Republicans easily rejected Democratic attempts to protect the Obama health law, restore Medicaid, and increase spending for domestic programs renewed by Congress each year.

While exempting Social Security, veterans and defense, the plan proposes cuts across the rest of the budget to turn this year's projected $700 billion-or-so deficit into a tiny $9 billion surplus by 2027. It would do so by slashing $5.4 trillion over the coming decade, including almost $500 billion from Medicare and $1.5 trillion from Medicaid and the Obama-era health law.

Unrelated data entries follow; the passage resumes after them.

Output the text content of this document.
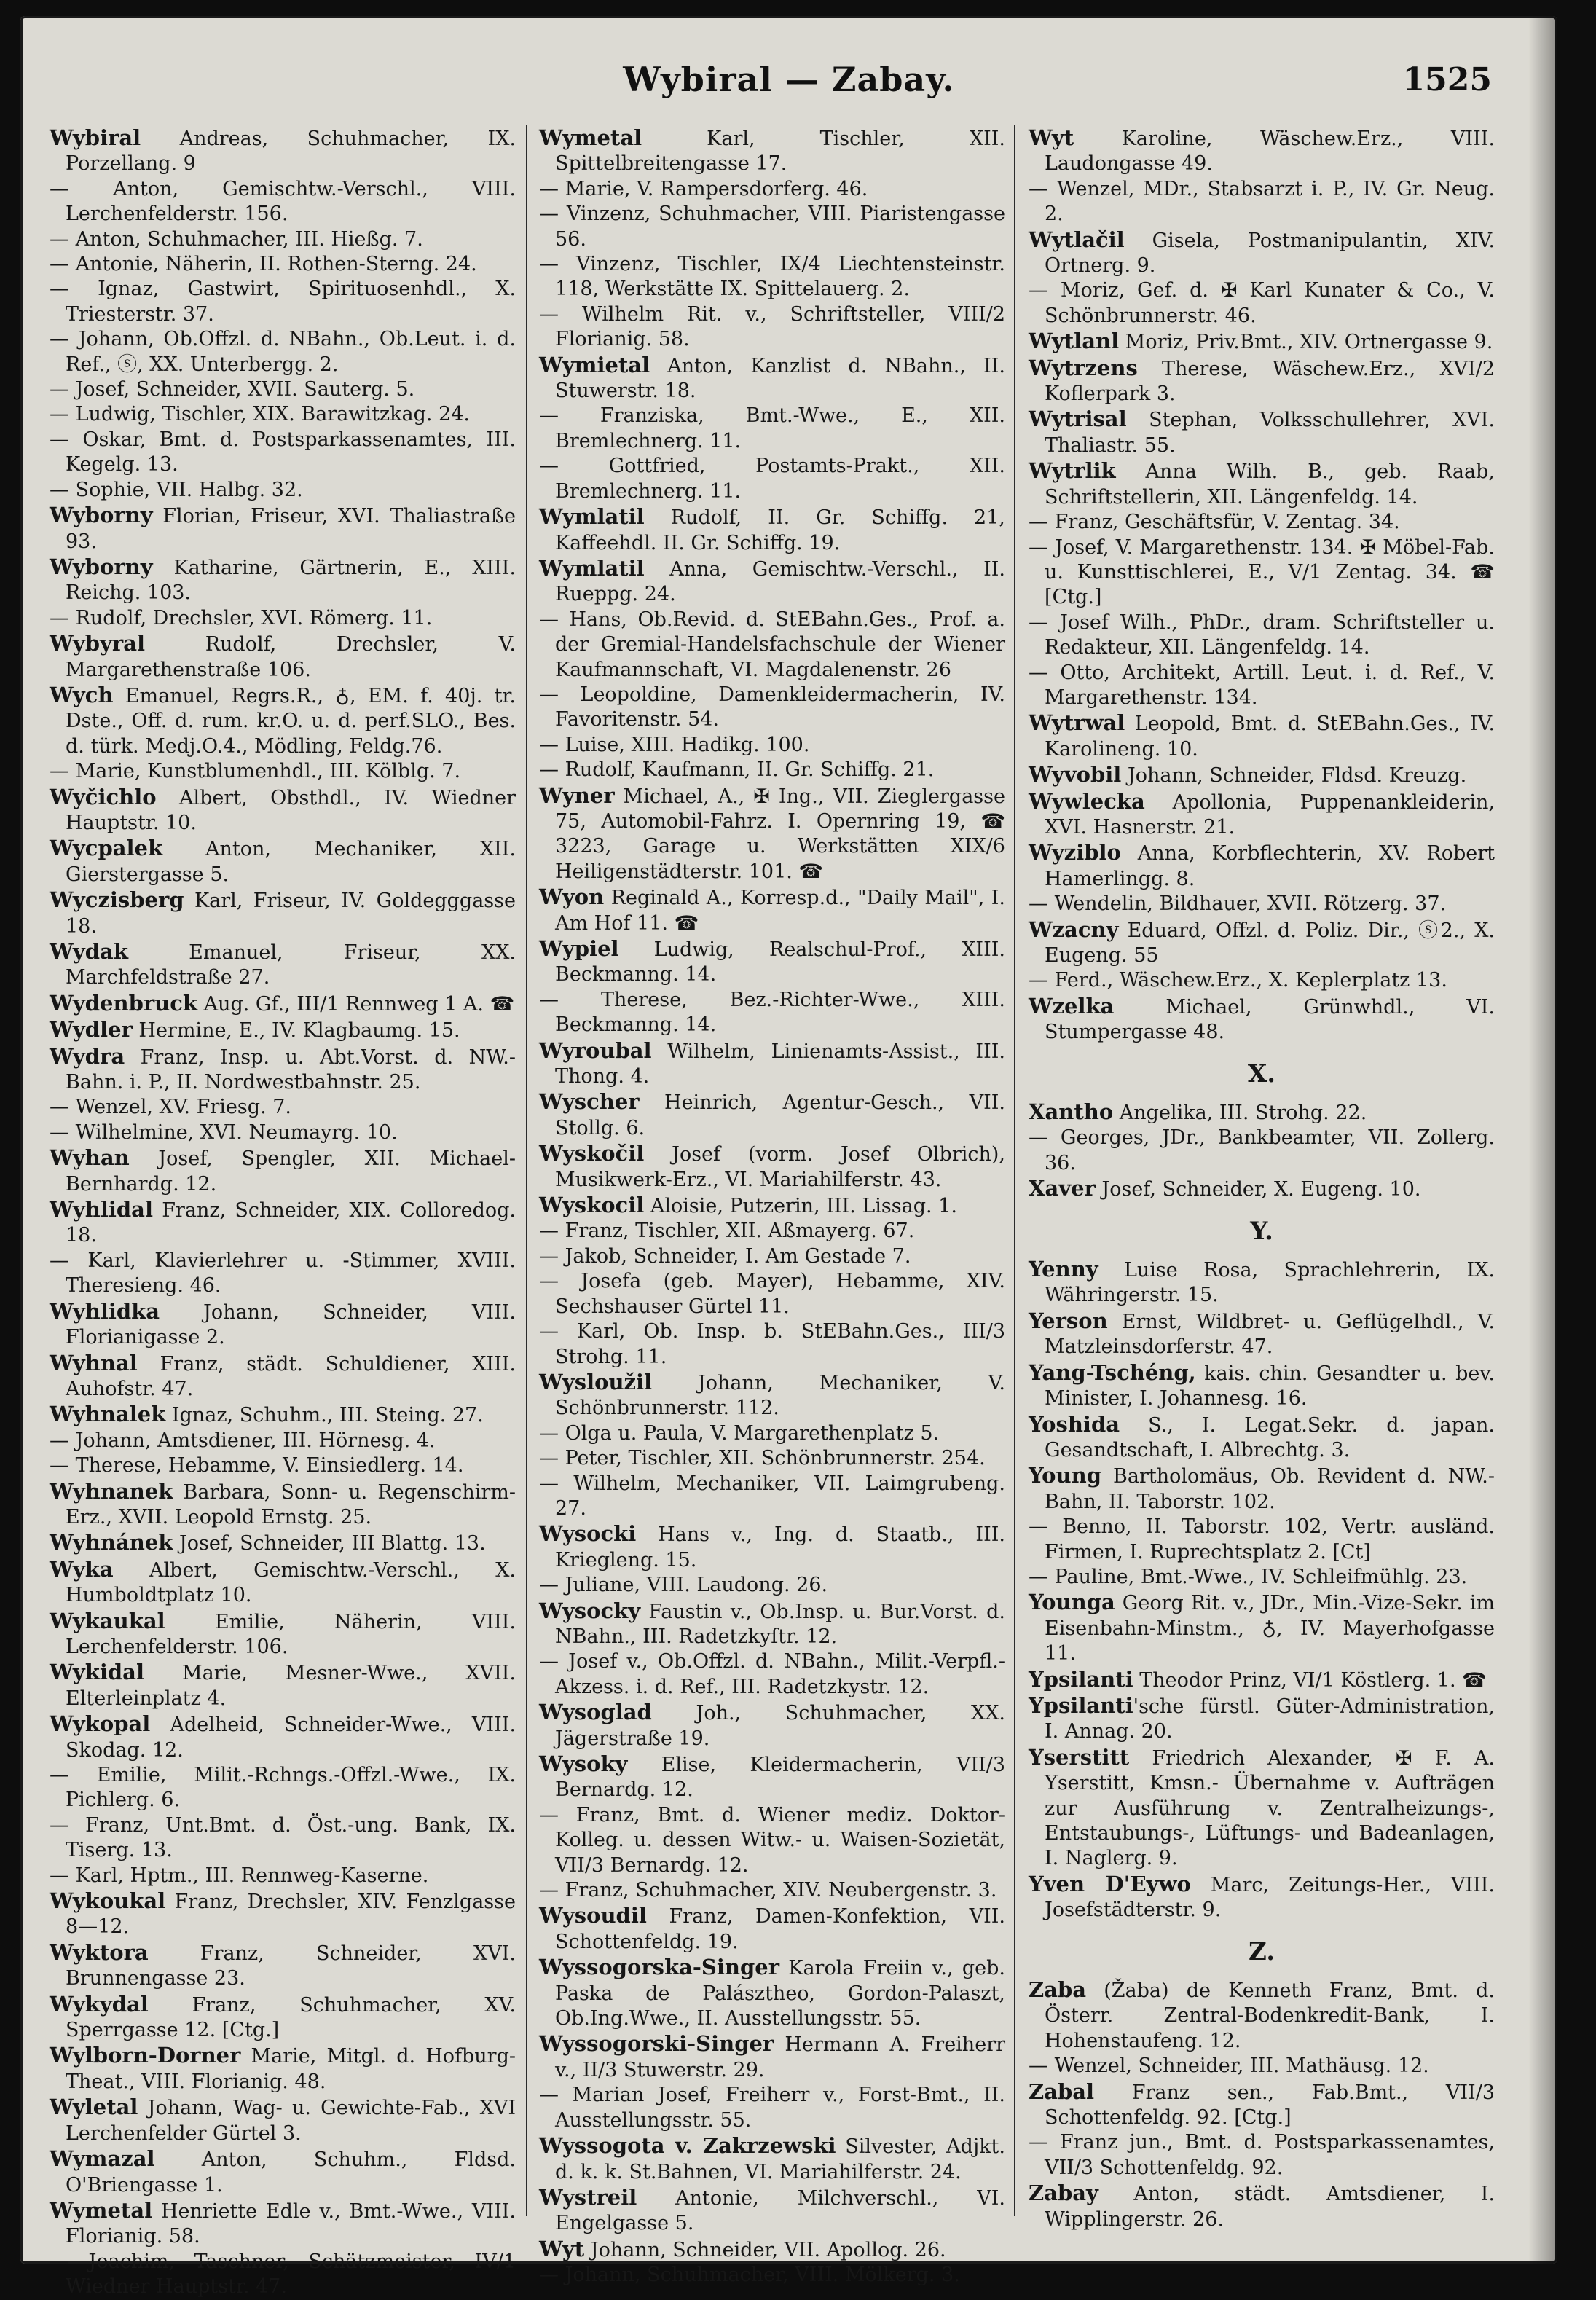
Wybiral — Zabay.	1525

Wybiral Andreas, Schuhmacher, IX. Porzellang. 9

— Anton, Gemischtw.-Verschl., VIII. Lerchenfelderstr. 156.

— Anton, Schuhmacher, III. Hießg. 7.

— Antonie, Näherin, II. Rothen-Sterng. 24.

— Ignaz, Gastwirt, Spirituosenhdl., X. Triesterstr. 37.

— Johann, Ob.Offzl. d. NBahn., Ob.Leut. i. d. Ref., ⓢ, XX. Unterbergg. 2.

— Josef, Schneider, XVII. Sauterg. 5.

— Ludwig, Tischler, XIX. Barawitzkag. 24.

— Oskar, Bmt. d. Postsparkassenamtes, III. Kegelg. 13.

— Sophie, VII. Halbg. 32.

Wyborny Florian, Friseur, XVI. Thaliastraße 93.

Wyborny Katharine, Gärtnerin, E., XIII. Reichg. 103.

— Rudolf, Drechsler, XVI. Römerg. 11.

Wybyral Rudolf, Drechsler, V. Margarethenstraße 106.

Wych Emanuel, Regrs.R., ♁, EM. f. 40j. tr. Dste., Off. d. rum. kr.O. u. d. perf.SLO., Bes. d. türk. Medj.O.4., Mödling, Feldg.76.

— Marie, Kunstblumenhdl., III. Kölblg. 7.

Wyčichlo Albert, Obsthdl., IV. Wiedner Hauptstr. 10.

Wycpalek Anton, Mechaniker, XII. Gierstergasse 5.

Wyczisberg Karl, Friseur, IV. Goldegggasse 18.

Wydak Emanuel, Friseur, XX. Marchfeldstraße 27.

Wydenbruck Aug. Gf., III/1 Rennweg 1 A. ☎

Wydler Hermine, E., IV. Klagbaumg. 15.

Wydra Franz, Insp. u. Abt.Vorst. d. NW.-Bahn. i. P., II. Nordwestbahnstr. 25.

— Wenzel, XV. Friesg. 7.

— Wilhelmine, XVI. Neumayrg. 10.

Wyhan Josef, Spengler, XII. Michael-Bernhardg. 12.

Wyhlidal Franz, Schneider, XIX. Colloredog. 18.

— Karl, Klavierlehrer u. -Stimmer, XVIII. Theresieng. 46.

Wyhlidka Johann, Schneider, VIII. Florianigasse 2.

Wyhnal Franz, städt. Schuldiener, XIII. Auhofstr. 47.

Wyhnalek Ignaz, Schuhm., III. Steing. 27.

— Johann, Amtsdiener, III. Hörnesg. 4.

— Therese, Hebamme, V. Einsiedlerg. 14.

Wyhnanek Barbara, Sonn- u. Regenschirm-Erz., XVII. Leopold Ernstg. 25.

Wyhnánek Josef, Schneider, III Blattg. 13.

Wyka Albert, Gemischtw.-Verschl., X. Humboldtplatz 10.

Wykaukal Emilie, Näherin, VIII. Lerchenfelderstr. 106.

Wykidal Marie, Mesner-Wwe., XVII. Elterleinplatz 4.

Wykopal Adelheid, Schneider-Wwe., VIII. Skodag. 12.

— Emilie, Milit.-Rchngs.-Offzl.-Wwe., IX. Pichlerg. 6.

— Franz, Unt.Bmt. d. Öst.-ung. Bank, IX. Tiserg. 13.

— Karl, Hptm., III. Rennweg-Kaserne.

Wykoukal Franz, Drechsler, XIV. Fenzlgasse 8—12.

Wyktora Franz, Schneider, XVI. Brunnengasse 23.

Wykydal Franz, Schuhmacher, XV. Sperrgasse 12. [Ctg.]

Wylborn-Dorner Marie, Mitgl. d. Hofburg-Theat., VIII. Florianig. 48.

Wyletal Johann, Wag- u. Gewichte-Fab., XVI Lerchenfelder Gürtel 3.

Wymazal Anton, Schuhm., Fldsd. O'Briengasse 1.

Wymetal Henriette Edle v., Bmt.-Wwe., VIII. Florianig. 58.

— Joachim, Taschner, Schätzmeister, IV/1 Wiedner Hauptstr. 47.

Wymetal Karl, Tischler, XII. Spittelbreitengasse 17.

— Marie, V. Rampersdorferg. 46.

— Vinzenz, Schuhmacher, VIII. Piaristengasse 56.

— Vinzenz, Tischler, IX/4 Liechtensteinstr. 118, Werkstätte IX. Spittelauerg. 2.

— Wilhelm Rit. v., Schriftsteller, VIII/2 Florianig. 58.

Wymietal Anton, Kanzlist d. NBahn., II. Stuwerstr. 18.

— Franziska, Bmt.-Wwe., E., XII. Bremlechnerg. 11.

— Gottfried, Postamts-Prakt., XII. Bremlechnerg. 11.

Wymlatil Rudolf, II. Gr. Schiffg. 21, Kaffeehdl. II. Gr. Schiffg. 19.

Wymlatil Anna, Gemischtw.-Verschl., II. Rueppg. 24.

— Hans, Ob.Revid. d. StEBahn.Ges., Prof. a. der Gremial-Handelsfachschule der Wiener Kaufmannschaft, VI. Magdalenenstr. 26

— Leopoldine, Damenkleidermacherin, IV. Favoritenstr. 54.

— Luise, XIII. Hadikg. 100.

— Rudolf, Kaufmann, II. Gr. Schiffg. 21.

Wyner Michael, A., ✠ Ing., VII. Zieglergasse 75, Automobil-Fahrz. I. Opernring 19, ☎ 3223, Garage u. Werkstätten XIX/6 Heiligenstädterstr. 101. ☎

Wyon Reginald A., Korresp.d., "Daily Mail", I. Am Hof 11. ☎

Wypiel Ludwig, Realschul-Prof., XIII. Beckmanng. 14.

— Therese, Bez.-Richter-Wwe., XIII. Beckmanng. 14.

Wyroubal Wilhelm, Linienamts-Assist., III. Thong. 4.

Wyscher Heinrich, Agentur-Gesch., VII. Stollg. 6.

Wyskočil Josef (vorm. Josef Olbrich), Musikwerk-Erz., VI. Mariahilferstr. 43.

Wyskocil Aloisie, Putzerin, III. Lissag. 1.

— Franz, Tischler, XII. Aßmayerg. 67.

— Jakob, Schneider, I. Am Gestade 7.

— Josefa (geb. Mayer), Hebamme, XIV. Sechshauser Gürtel 11.

— Karl, Ob. Insp. b. StEBahn.Ges., III/3 Strohg. 11.

Wysloužil Johann, Mechaniker, V. Schönbrunnerstr. 112.

— Olga u. Paula, V. Margarethenplatz 5.

— Peter, Tischler, XII. Schönbrunnerstr. 254.

— Wilhelm, Mechaniker, VII. Laimgrubeng. 27.

Wysocki Hans v., Ing. d. Staatb., III. Kriegleng. 15.

— Juliane, VIII. Laudong. 26.

Wysocky Faustin v., Ob.Insp. u. Bur.Vorst. d. NBahn., III. Radetzkyſtr. 12.

— Josef v., Ob.Offzl. d. NBahn., Milit.-Verpfl.-Akzess. i. d. Ref., III. Radetzkystr. 12.

Wysoglad Joh., Schuhmacher, XX. Jägerstraße 19.

Wysoky Elise, Kleidermacherin, VII/3 Bernardg. 12.

— Franz, Bmt. d. Wiener mediz. Doktor-Kolleg. u. dessen Witw.- u. Waisen-Sozietät, VII/3 Bernardg. 12.

— Franz, Schuhmacher, XIV. Neubergenstr. 3.

Wysoudil Franz, Damen-Konfektion, VII. Schottenfeldg. 19.

Wyssogorska-Singer Karola Freiin v., geb. Paska de Palásztheo, Gordon-Palaszt, Ob.Ing.Wwe., II. Ausstellungsstr. 55.

Wyssogorski-Singer Hermann A. Freiherr v., II/3 Stuwerstr. 29.

— Marian Josef, Freiherr v., Forst-Bmt., II. Ausstellungsstr. 55.

Wyssogota v. Zakrzewski Silvester, Adjkt. d. k. k. St.Bahnen, VI. Mariahilferstr. 24.

Wystreil Antonie, Milchverschl., VI. Engelgasse 5.

Wyt Johann, Schneider, VII. Apollog. 26.

— Johann, Schuhmacher, VIII. Mölkerg. 3.

Wyt Karoline, Wäschew.Erz., VIII. Laudongasse 49.

— Wenzel, MDr., Stabsarzt i. P., IV. Gr. Neug. 2.

Wytlačil Gisela, Postmanipulantin, XIV. Ortnerg. 9.

— Moriz, Gef. d. ✠ Karl Kunater & Co., V. Schönbrunnerstr. 46.

Wytlanl Moriz, Priv.Bmt., XIV. Ortnergasse 9.

Wytrzens Therese, Wäschew.Erz., XVI/2 Koflerpark 3.

Wytrisal Stephan, Volksschullehrer, XVI. Thaliastr. 55.

Wytrlik Anna Wilh. B., geb. Raab, Schriftstellerin, XII. Längenfeldg. 14.

— Franz, Geschäftsfür, V. Zentag. 34.

— Josef, V. Margarethenstr. 134. ✠ Möbel-Fab. u. Kunsttischlerei, E., V/1 Zentag. 34. ☎ [Ctg.]

— Josef Wilh., PhDr., dram. Schriftsteller u. Redakteur, XII. Längenfeldg. 14.

— Otto, Architekt, Artill. Leut. i. d. Ref., V. Margarethenstr. 134.

Wytrwal Leopold, Bmt. d. StEBahn.Ges., IV. Karolineng. 10.

Wyvobil Johann, Schneider, Fldsd. Kreuzg.

Wywlecka Apollonia, Puppenankleiderin, XVI. Hasnerstr. 21.

Wyziblo Anna, Korbflechterin, XV. Robert Hamerlingg. 8.

— Wendelin, Bildhauer, XVII. Rötzerg. 37.

Wzacny Eduard, Offzl. d. Poliz. Dir., ⓢ2., X. Eugeng. 55

— Ferd., Wäschew.Erz., X. Keplerplatz 13.

Wzelka Michael, Grünwhdl., VI. Stumpergasse 48.

X.

Xantho Angelika, III. Strohg. 22.

— Georges, JDr., Bankbeamter, VII. Zollerg. 36.

Xaver Josef, Schneider, X. Eugeng. 10.

Y.

Yenny Luise Rosa, Sprachlehrerin, IX. Währingerstr. 15.

Yerson Ernst, Wildbret- u. Geflügelhdl., V. Matzleinsdorferstr. 47.

Yang-Tschéng, kais. chin. Gesandter u. bev. Minister, I. Johannesg. 16.

Yoshida S., I. Legat.Sekr. d. japan. Gesandtschaft, I. Albrechtg. 3.

Young Bartholomäus, Ob. Revident d. NW.-Bahn, II. Taborstr. 102.

— Benno, II. Taborstr. 102, Vertr. ausländ. Firmen, I. Ruprechtsplatz 2. [Ct]

— Pauline, Bmt.-Wwe., IV. Schleifmühlg. 23.

Younga Georg Rit. v., JDr., Min.-Vize-Sekr. im Eisenbahn-Minstm., ♁, IV. Mayerhofgasse 11.

Ypsilanti Theodor Prinz, VI/1 Köstlerg. 1. ☎

Ypsilanti'sche fürstl. Güter-Administration, I. Annag. 20.

Yserstitt Friedrich Alexander, ✠ F. A. Yserstitt, Kmsn.- Übernahme v. Aufträgen zur Ausführung v. Zentralheizungs-, Entstaubungs-, Lüftungs- und Badeanlagen, I. Naglerg. 9.

Yven D'Eywo Marc, Zeitungs-Her., VIII. Josefstädterstr. 9.

Z.

Zaba (Žaba) de Kenneth Franz, Bmt. d. Österr. Zentral-Bodenkredit-Bank, I. Hohenstaufeng. 12.

— Wenzel, Schneider, III. Mathäusg. 12.

Zabal Franz sen., Fab.Bmt., VII/3 Schottenfeldg. 92. [Ctg.]

— Franz jun., Bmt. d. Postsparkassenamtes, VII/3 Schottenfeldg. 92.

Zabay Anton, städt. Amtsdiener, I. Wipplingerstr. 26.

It also contains its share of gimmicks, including $1.8 trillion in deficit cuts over the coming decade from rosy projections of economic growth averaging 2.6 percent over 10 years. Another $700 billion in savings would come from a crackdown on "improper payments" such as tax credits and Social Security and Medicare benefits going to people who don't qualify for them. Many of its cuts are unspecified.

But in the immediate future the GOP measure is a budget buster. It would add almost $30 billion to Trump's $668 billion request for national defense next year and rejects most of Trump's proposed cuts to domestic agencies — only to promise deeper, nonbinding cuts in the future.